Machine Learning a Phosphor's Excitation Band Position

TL;DR

This paper develops a machine learning model to predict the excitation wavelength of phosphors, specifically Ce$^{3+}$ doped materials, to accelerate the discovery of efficient blue-excited phosphors for LED lighting.

Contribution

It introduces an extreme gradient boosting machine learning method for predicting phosphor excitation wavelengths, validated by synthesizing a novel green-emitting phosphor matching predictions.

Findings

Model accurately predicts excitation wavelengths for Ce$^{3+}$ phosphors.

Successful synthesis of a new blue-excited, green-emitting phosphor.

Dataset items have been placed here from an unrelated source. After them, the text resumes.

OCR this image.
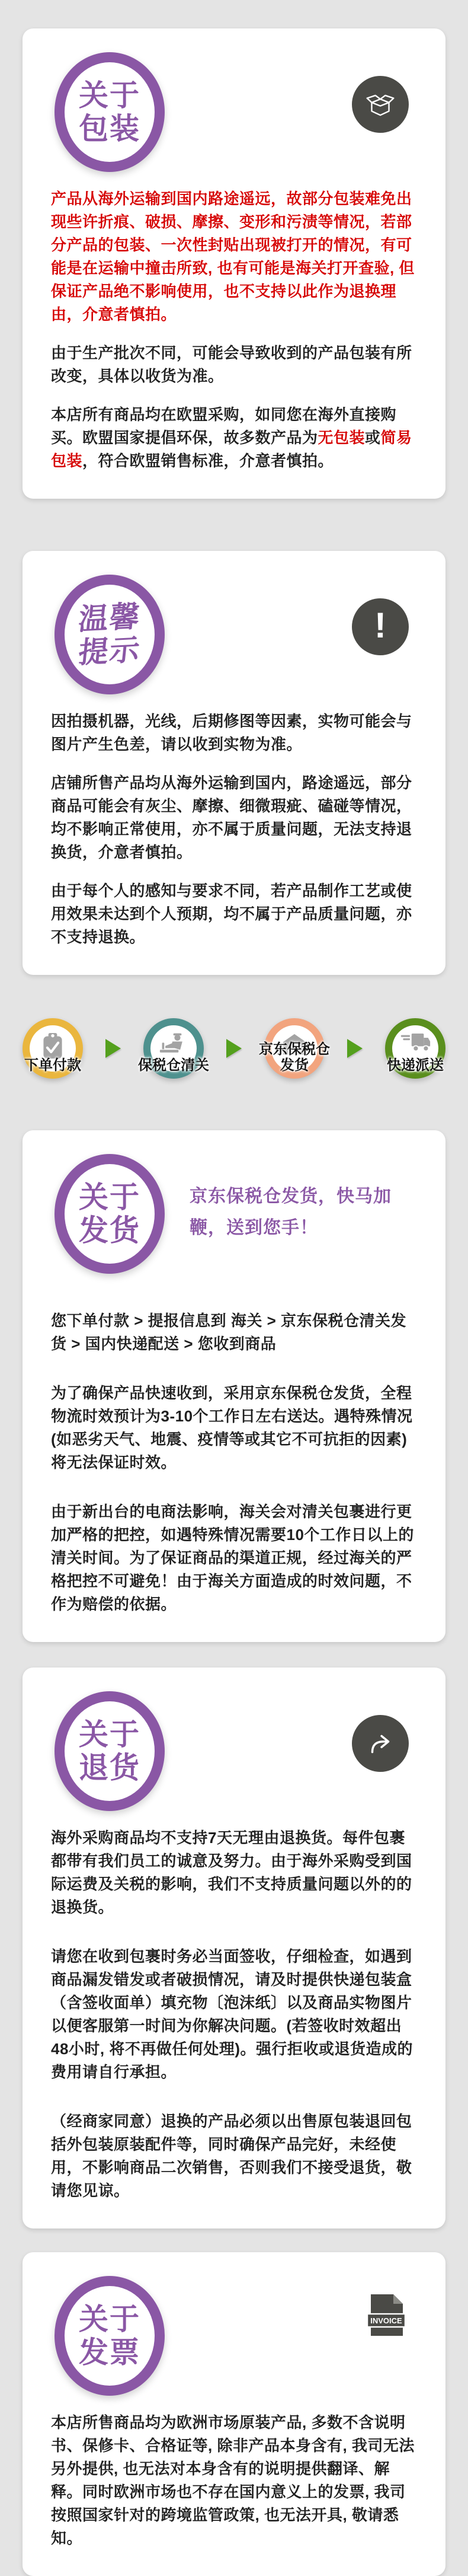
关于
包装

产品从海外运输到国内路途遥远，故部分包装难免出现些许折痕、破损、摩擦、变形和污渍等情况，若部分产品的包装、一次性封贴出现被打开的情况，有可能是在运输中撞击所致, 也有可能是海关打开查验, 但保证产品绝不影响使用，也不支持以此作为退换理由，介意者慎拍。

由于生产批次不同，可能会导致收到的产品包装有所改变，具体以收货为准。

本店所有商品均在欧盟采购，如同您在海外直接购买。欧盟国家提倡环保，故多数产品为无包装或简易包装，符合欧盟销售标准，介意者慎拍。

温馨
提示
!

因拍摄机器，光线，后期修图等因素，实物可能会与图片产生色差，请以收到实物为准。

店铺所售产品均从海外运输到国内，路途遥远，部分商品可能会有灰尘、摩擦、细微瑕疵、磕碰等情况，均不影响正常使用，亦不属于质量问题，无法支持退换货，介意者慎拍。

由于每个人的感知与要求不同，若产品制作工艺或使用效果未达到个人预期，均不属于产品质量问题，亦不支持退换。

下单付款	保税仓清关
京东保税仓
发货	快递派送
关于
发货
京东保税仓发货，快马加鞭，送到您手！

您下单付款 > 提报信息到 海关 > 京东保税仓清关发货 > 国内快递配送 > 您收到商品

为了确保产品快速收到，采用京东保税仓发货，全程物流时效预计为3-10个工作日左右送达。遇特殊情况(如恶劣天气、地震、疫情等或其它不可抗拒的因素)将无法保证时效。

由于新出台的电商法影响，海关会对清关包裹进行更加严格的把控，如遇特殊情况需要10个工作日以上的清关时间。为了保证商品的渠道正规，经过海关的严格把控不可避免！由于海关方面造成的时效问题，不作为赔偿的依据。

关于
退货

海外采购商品均不支持7天无理由退换货。每件包裹都带有我们员工的诚意及努力。由于海外采购受到国际运费及关税的影响，我们不支持质量问题以外的的退换货。

请您在收到包裹时务必当面签收，仔细检查，如遇到商品漏发错发或者破损情况，请及时提供快递包装盒（含签收面单）填充物〔泡沫纸〕以及商品实物图片以便客服第一时间为你解决问题。(若签收时效超出48小时, 将不再做任何处理)。强行拒收或退货造成的费用请自行承担。

（经商家同意）退换的产品必须以出售原包装退回包括外包装原装配件等，同时确保产品完好，未经使用，不影响商品二次销售，否则我们不接受退货，敬请您见谅。

关于
发票
INVOICE

本店所售商品均为欧洲市场原装产品, 多数不含说明书、保修卡、合格证等, 除非产品本身含有, 我司无法另外提供, 也无法对本身含有的说明提供翻译、解释。同时欧洲市场也不存在国内意义上的发票, 我司按照国家针对的跨境监管政策, 也无法开具, 敬请悉知。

Model's predictions align well with experimental excitation spectra.

Abstract

Creating superior lanthanide-activated inorganic phosphors is pivotal for advancing energy-efficient LED lighting and backlit flat panel displays. The most fundamental property these luminescent materials must possess is effective absorption/excitation by a blue InGaN LED for practical conversion into white light. The 5$d_1$ excited state energy level of lanthanides, which determines the excitation peak position, is influenced by the inorganic host structure, including the local environment, crystal structure, and composition, making it challenging to predict in advance. This study introduces a new extreme gradient boosting machine learning method that quantitatively determines a phosphor's longest (lowest energy) excitation wavelength. We focus on the Ce$^{3+}$ 4$f$ $\rightarrow$ 5$d$ transition due to its well-defined 5$d_1$ energy level observed in excitation and diffuse reflectance spectra. The model was trained on experimental data for 357 Ce$^{3+}$ cation substitution sites sourced from literature and in-house measurements and ultimately experimentally validated through the successful synthesis of a novel, blue-excited, green-emitting phosphor: Ca$_2$SrSc$_6$O$_{12}$:Ce$^{3+}$. This compound's excitation under commercial blue LED wavelength aligned remarkably well with the model's predictions. These results highlight the transformative potential of data-driven approaches in expediting the discovery of blue-absorbing phosphors for next-generation LED lighting.